„Zinsbewegungen können die Risikotragfähigkeit unter Druck setzen“
In den Bilanzen der deutschen Versicherer sind die stillen Lasten zuletzt wieder angestiegen. Laut der Bafin ist die Lage der Unternehmen aktuell insgesamt robust.
Die stillen Lasten in der Bilanzen der deutschen Lebensversicherer sind zuletzt wieder etwas größer geworden. Darauf hat Julia Wiens, Exekutivdirektorin Versicherungs- und Pensionsfondsaufsicht bei der deutschen Finanzaufsicht Bafin, nun auf einer Veranstaltung in Düsseldorf hingewiesen.
Blieben die saldierten stillen Lasten der Kapitalanlagen 2024 gegenüber dem Vorjahr weitgehend konstant, seien sie im ersten Halbjahr 2025 infolge der letzten Zinsentwicklungen wieder angestiegen. „Von rund sieben Prozent auf rund neun Prozent der Kapitalanlage. Wir sehen jedoch keine auffälligen Abschreibungen wegen Wertverlusten bei Aktien oder Immobilien.
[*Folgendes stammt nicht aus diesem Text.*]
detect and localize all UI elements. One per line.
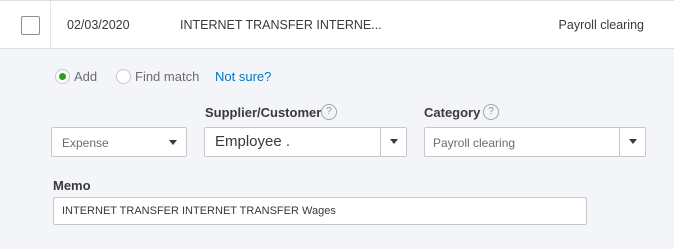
category-help-icon[interactable]: ? xyxy=(483,104,499,120)
chevron-down-icon xyxy=(629,139,637,144)
category-value: Payroll clearing xyxy=(433,136,516,150)
category-combobox[interactable]: Payroll clearing xyxy=(424,127,646,157)
supplier-dropdown-button[interactable] xyxy=(380,128,406,156)
add-radio-label[interactable]: Add xyxy=(74,69,97,84)
add-radio[interactable] xyxy=(55,69,70,84)
supplier-customer-value: Employee . xyxy=(215,133,291,150)
row-description: INTERNET TRANSFER INTERNE... xyxy=(180,18,382,32)
chevron-down-icon xyxy=(390,139,398,144)
chevron-down-icon xyxy=(169,140,177,145)
supplier-customer-label: Supplier/Customer xyxy=(205,105,322,120)
memo-input[interactable] xyxy=(53,197,587,225)
category-label: Category xyxy=(424,105,481,120)
find-match-radio[interactable] xyxy=(116,69,131,84)
not-sure-link[interactable]: Not sure? xyxy=(215,69,271,84)
supplier-help-icon[interactable]: ? xyxy=(321,104,337,120)
row-category: Payroll clearing xyxy=(558,18,644,32)
row-checkbox[interactable] xyxy=(21,16,40,35)
row-divider xyxy=(50,1,51,50)
transaction-type-value: Expense xyxy=(62,136,109,150)
row-date: 02/03/2020 xyxy=(67,18,130,32)
find-match-radio-label[interactable]: Find match xyxy=(135,69,199,84)
memo-label: Memo xyxy=(53,178,91,193)
supplier-customer-combobox[interactable]: Employee . xyxy=(204,127,407,157)
transaction-type-select[interactable]: Expense xyxy=(51,127,187,157)
category-dropdown-button[interactable] xyxy=(619,128,645,156)
transaction-row[interactable]: 02/03/2020 INTERNET TRANSFER INTERNE... … xyxy=(0,0,674,50)
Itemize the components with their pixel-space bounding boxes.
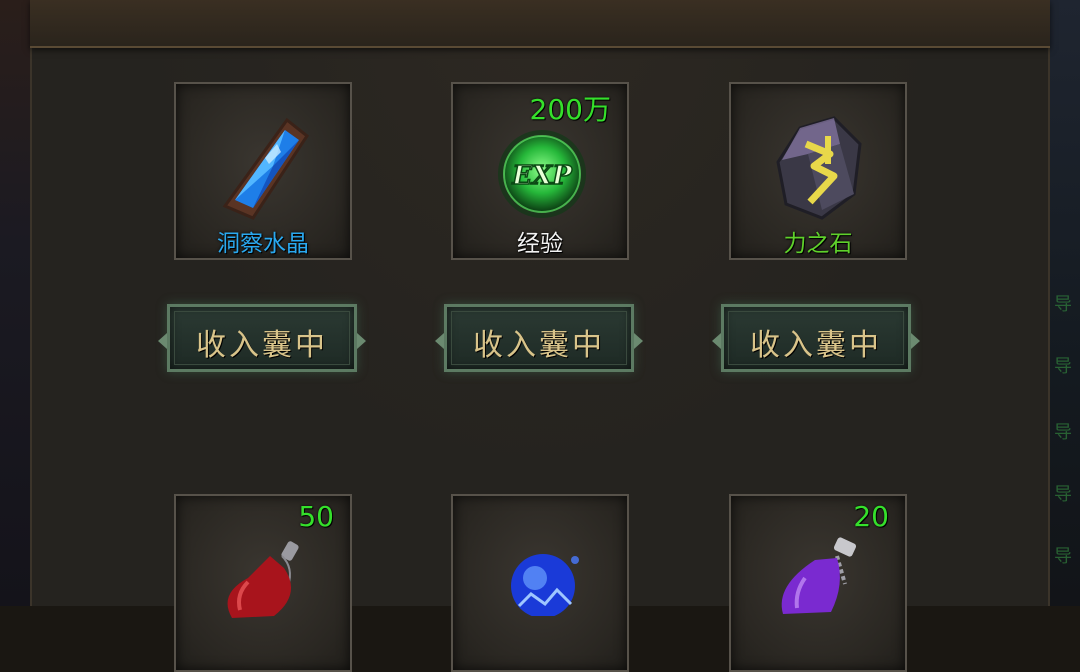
reward-slot-blue-orb[interactable] [451,494,629,672]
reward-name: 力之石 [731,224,905,258]
reward-slot-purple-potion[interactable]: 20 [729,494,907,672]
reward-slot-exp[interactable]: 200万 EXP 经验 [451,82,629,260]
collect-button-label: 收入囊中 [170,320,354,364]
left-background-edge [0,0,30,606]
reward-slot-insight-crystal[interactable]: 洞察水晶 [174,82,352,260]
button-left-ornament [158,333,167,349]
right-edge-glyph: 导 [1052,542,1074,568]
svg-text:EXP: EXP [511,161,573,191]
reward-quantity: 50 [298,500,334,533]
insight-crystal-icon [215,114,315,228]
collect-button-label: 收入囊中 [724,320,908,364]
blue-orb-icon [505,546,585,620]
exp-orb-icon: EXP [492,130,592,224]
button-right-ornament [634,333,643,349]
button-left-ornament [712,333,721,349]
reward-slot-red-potion[interactable]: 50 [174,494,352,672]
panel-title-bar [30,0,1050,48]
right-edge-glyph: 导 [1052,290,1074,316]
red-potion-icon [222,538,312,622]
reward-name: 经验 [453,224,627,258]
strength-stone-icon [770,114,870,228]
reward-quantity: 200万 [530,88,611,128]
purple-potion-icon [775,534,865,618]
right-edge-glyph: 导 [1052,480,1074,506]
collect-button-label: 收入囊中 [447,320,631,364]
reward-name: 洞察水晶 [176,224,350,258]
collect-button[interactable]: 收入囊中 [167,304,357,372]
collect-button[interactable]: 收入囊中 [721,304,911,372]
right-edge-glyph: 导 [1052,352,1074,378]
reward-slot-strength-stone[interactable]: 力之石 [729,82,907,260]
button-left-ornament [435,333,444,349]
right-edge-glyph: 导 [1052,418,1074,444]
reward-quantity: 20 [853,500,889,533]
collect-button[interactable]: 收入囊中 [444,304,634,372]
button-right-ornament [911,333,920,349]
button-right-ornament [357,333,366,349]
Aber auch kein übermäßiges Heben von stillen Reserven“, erklärte Wiens während ihrer Rede beim „Handelsblatt Strategiemeeting Lebensversicherung“ am 4. September, bei der sie die Lage der deutschen Lebensversicherer aus der Perspektive der Aufsicht betrachtete.
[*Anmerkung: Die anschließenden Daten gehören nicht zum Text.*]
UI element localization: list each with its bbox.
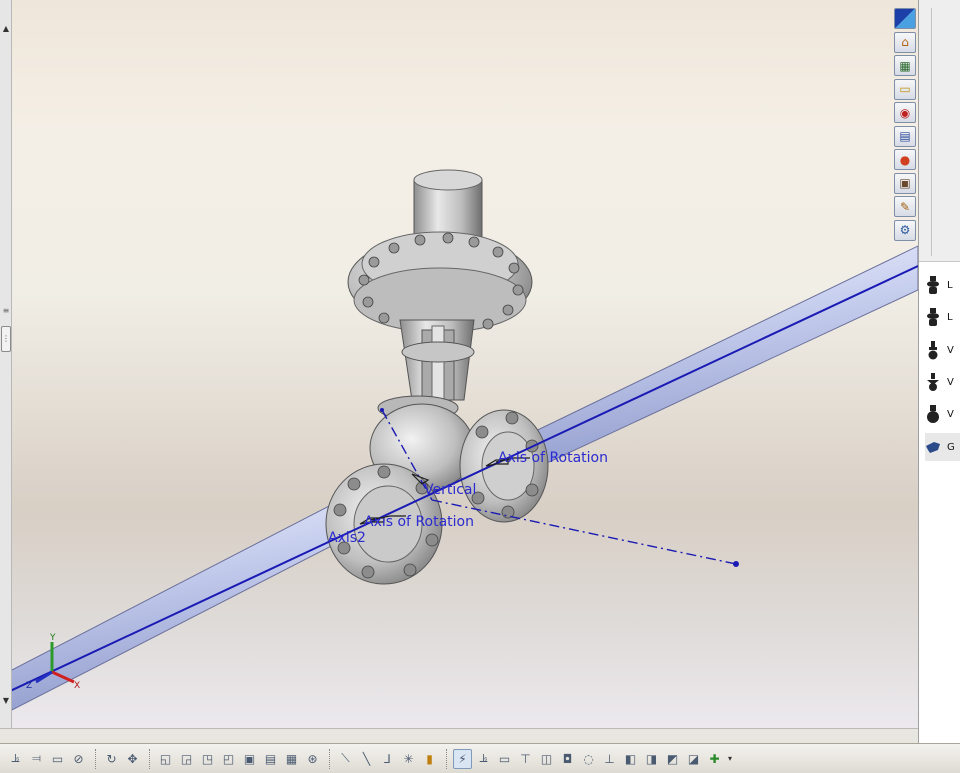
chevron-down-icon[interactable]: ▾ [728,754,732,763]
edit-route-icon[interactable]: ▭ [495,749,514,769]
elbow-icon[interactable]: ◘ [558,749,577,769]
library-item-label: L [947,279,953,291]
model-view: Axis of Rotation Vertical Axis of Rotati… [12,169,918,711]
solidworks-window: ▲ ≡ ⋮ ▼ Axis of Rotation Vertical Axis o… [0,0,960,773]
library-item[interactable]: L [925,271,960,299]
component-icon[interactable]: ◨ [642,749,661,769]
scroll-up-icon[interactable]: ▲ [0,22,12,36]
library-item[interactable]: V [925,336,960,364]
custom-properties-icon[interactable]: ▣ [894,172,916,194]
library-item-label: V [947,376,954,388]
home-icon[interactable]: ⌂ [894,31,916,53]
pan-icon[interactable]: ✥ [123,749,142,769]
repair-icon[interactable]: ▣ [240,749,259,769]
graphics-area[interactable]: Axis of Rotation Vertical Axis of Rotati… [12,0,918,728]
toolbar-separator [149,748,151,769]
panel-collapse-handle[interactable]: ⋮ [1,326,11,352]
relations-icon[interactable]: ◰ [219,749,238,769]
scroll-down-icon[interactable]: ▼ [0,694,12,708]
instant-3d-icon[interactable]: ⊛ [303,749,322,769]
rotate-icon[interactable]: ↻ [102,749,121,769]
toolbox-icon[interactable]: ⚙ [894,219,916,241]
rapid-sketch-icon[interactable]: ▦ [282,749,301,769]
coupling-icon[interactable]: ◌ [579,749,598,769]
library-item-label: V [947,344,954,356]
hide-icon[interactable]: ⊘ [69,749,88,769]
forum-icon[interactable]: ✎ [894,196,916,217]
sketch-icon[interactable]: ◱ [156,749,175,769]
library-item[interactable]: G [925,433,960,461]
toolbar-separator [329,748,331,769]
vertical-label[interactable]: Vertical [424,482,476,498]
library-item[interactable]: V [925,368,960,396]
valve-icon [925,372,941,392]
toolbar-separator [95,748,97,769]
file-explorer-icon[interactable]: ▭ [894,78,916,100]
task-pane-tabs: ⌂ ▦ ▭ ◉ ▤ ● ▣ ✎ ⚙ [892,8,918,248]
line-icon[interactable]: ⟍ [336,749,355,769]
axis-of-rotation-label-1[interactable]: Axis of Rotation [498,450,608,466]
spool-icon[interactable]: ◧ [621,749,640,769]
smart-dimension-icon[interactable]: ◲ [177,749,196,769]
point-icon[interactable]: ✳ [399,749,418,769]
left-vertical-scrollbar[interactable]: ▲ ≡ ⋮ ▼ [0,0,12,728]
view-palette-icon[interactable]: ▤ [894,125,916,147]
toolbar-separator [446,748,448,769]
triad-x-label: X [74,681,80,691]
command-toolbar: ⫡ ⫤ ▭ ⊘ ↻ ✥ ◱ ◲ ◳ ◰ ▣ ▤ ▦ ⊛ ⟍ ╲ ⅃ ✳ ▮ ⚡ … [0,743,960,773]
fitting-icon[interactable]: ◫ [537,749,556,769]
flange-icon[interactable]: ⊤ [516,749,535,769]
pipe-icon[interactable]: ⊥ [600,749,619,769]
library-item[interactable]: V [925,400,960,428]
valve-icon [925,275,941,295]
valve-icon [925,307,941,327]
appearances-icon[interactable]: ● [894,149,916,170]
pipe-upper[interactable] [516,245,918,471]
valve-icon [925,404,941,424]
sketch-text-icon[interactable]: ◳ [198,749,217,769]
quick-snaps-icon[interactable]: ▤ [261,749,280,769]
design-library-icon[interactable]: ▦ [894,55,916,76]
viewport-bottom-strip [0,728,918,743]
library-icon[interactable]: ◪ [684,749,703,769]
library-item[interactable]: L [925,303,960,331]
centerline-icon[interactable]: ╲ [357,749,376,769]
solidworks-resources-icon[interactable] [894,8,916,29]
triad-z-label: Z [26,681,32,691]
triad-y-label: Y [49,633,56,643]
drawing-icon[interactable]: ◩ [663,749,682,769]
construction-icon[interactable]: ▮ [420,749,439,769]
library-item-label: L [947,311,953,323]
axis-of-rotation-label-2[interactable]: Axis of Rotation [364,514,474,530]
routing-icon[interactable]: ⚡ [453,748,472,769]
design-library-pane: L L V V V G [918,0,960,743]
add-point-icon[interactable]: ✚ [705,749,724,769]
library-folder-tree[interactable] [919,0,960,262]
view-icon[interactable]: ▭ [48,749,67,769]
align-distribute-icon[interactable]: ⫤ [27,749,46,769]
align-icon[interactable]: ⫡ [6,749,25,769]
splitter-mark: ≡ [2,306,10,315]
library-item-label: V [947,408,954,420]
axis2-label[interactable]: Axis2 [328,530,366,546]
route-tools-icon[interactable]: ⫡ [474,749,493,769]
trim-icon[interactable]: ⅃ [378,749,397,769]
library-item-label: G [947,441,955,453]
search-icon[interactable]: ◉ [894,102,916,123]
axis-endpoint[interactable] [733,561,739,567]
pipe-fitting-icon [925,437,941,457]
valve-icon [925,340,941,360]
Dennoch stelle sich natürlich die Frage, so Wiens, wie die Unternehmen mit den stillen Lasten umgehen. „In der Liquiditätsplanung. Aber auch hinsichtlich der Frage, wie sie die stillen Lasten reduzieren. Zum Beispiel mit Mitteln, die durch die Auflösung der Zinszusatzreserve frei werden.“
Wichtig für die Bafin sei, dass auch 2024 alle Lebensversicherer eine ausreichende Bedeckung der Solvenzkapitalanforderungen nachweisen konnten. „Ja, die ausgewiesene SCR-Bedeckung ist gegenüber dem Vorjahr deutlich gesunken. Das liegt natürlich an der Neuberechnung des Rückstellungstransitionals zum 30. Juni 2024. Aber: Die ökonomische Bedeckung, also die SCR-Bedeckung ohne den Effekt der Übergangsmaßnahme, ist stabil geblieben. Und zwar unverändert auf einem auskömmlichen Niveau.“ Auch die aktuellen Zahlen für das erste Halbjahr 2025 geben Entwarnung. „Bisher sehen wir keine wesentlichen Auswirkungen auf die Risikotragfähigkeit der Unternehmen.“
In den letzten Jahren habe man jedoch gesehen, so Wiens, „wie stark sich Veränderungen der Marktzinssätze direkt auf die deutschen Lebensversicherer auswirken können – sowohl auf die Bewertungsreserven als auch auf die SCR-Bedeckung.“ Solche Zinsbewegungen könnten die Risikotragfähigkeit deutlich unter Druck setzen. Trotzdem sei die Lage aktuell insgesamt robust – und in vielen Fällen sogar gut, konstatierte die Chefin der Versicherungs- und Pensionsfondsaufsicht.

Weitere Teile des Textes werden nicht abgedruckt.